オーストラリア・シドニーを楽しむための生活情報誌「チアーズ」

TAKE 8 腐敗と 混沌の街

ToMoKa

06/04/10











「この社会は腐ってる。ゴミは排除しなければいけないんだ」



深夜のマンハッタンを当てもなくさ迷う1台のタクシー。窃盗、強盗、殺人、ドラッグ、そして売春…夜の街はまるで鏡のように社会の裏側を映し出す。腐敗しきった「闇」の中で渦巻く、あらゆる不正を目の当たりにしたタクシードライバーのトラヴィス(ロバート・デ・ニーロ)は、社会に対して強い嫌悪感を抱くようになります。重度の不眠症を患うトラヴィスの思考は休むことを許されず、怒りにも似た感情と、虚無感に苛まれる日々。

そんな中、彼は次期大統領候補パレンタイン氏の選挙事務所に勤める女性ベッツィー(シビル・シェパード)に一目惚れをしてしまいます。
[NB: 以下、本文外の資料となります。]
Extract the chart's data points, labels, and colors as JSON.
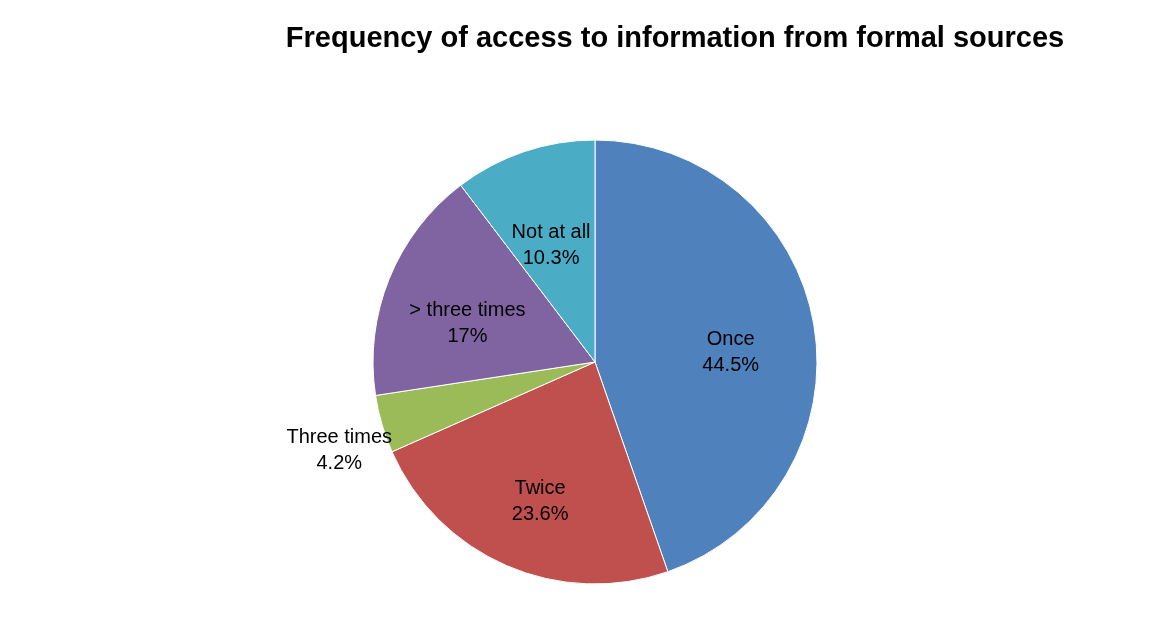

お互いに惹かれ合っていた2人でしたが、トラヴィスがベッツィーをポルノ映画に連れて行ったことで彼女は激怒。幾度も謝罪の電話をし、花を贈り、関係修復を図ろうとするトラヴィスの努力も虚しく、2人は音信不通に。トラヴィスは、結局は彼女も自分の理解者などではなく、他の腐った人間たちと"同じ"なのだという結論に至ります。以前にも増して心を病んでいくトラヴィス。そこへある晩、学校へ行かず売春をして生活している12歳の少女アイリス(ジョディ・フォスター)がトラヴィスのタクシーに乗り込んできます。逃げようとする彼女と力任せに連れ戻そうとする男を目にした瞬間、トラヴィスの中で何かが崩壊し、とうとう彼は行動を起こすのでした。正義とは何か? 一体何が正しいのか? 行き場を失った彼の怒りは徐々に狂気へと変化していきます。



デ・ニーロにとって『ゴッドファーザーPART II』に続くヒット作となった『タクシードライバー』。現在の威厳ある風貌からはなかなか想像できない体の線の細さにビックリ!(35年前なので当然と言えば当然ですが)。とても同一人物とは思えません…(汗)。厳しい減量をするなど役作りに妥協を許さないことで知られるデ・ニーロは、この映画の撮影前、実際にタクシードライバーとして数週間勤務したといいます。デ・ニーロの鬼気迫る演技ももちろんですが、当時13歳(!)の若さで少女売春婦を演じたジョディ・フォスター(代表作:『羊たちの沈黙』ほか)も本作でアカデミー助演女優賞にノミネートされ、本格的に女優としてのキャリアをスタートさせることになります(ただこの役を引き受けることを許した母親には驚きですね…)。ジョディは後のインタビューで当時を振り返り、デ・ニーロが一度遊びに連れ出してくれたが、彼が余りに無口だったのでとても退屈だったと語っています。しかし後からそれがデ・ニーロの「役作り」の一環であり、ジョディが彼といることに抵抗を感じずに自然な演技ができるよう、意図的にしたことだったと気づいたそうです。ストイックですね~。



世の中の矛盾に葛藤を覚え、孤独に苦しむトラヴィス。過剰な正義感は、狂気へと人を導きかねない、両刃の剣と言えるかもしれません。彼の行く末を是非、見届けて頂きたいです。













今月の一本

腐敗と混沌の街


ジョディ・フォスター。女優として活動しつつも勉学を疎かにせず、一流大学を卒業した秀才として知られています。才色兼備とはこのこと…。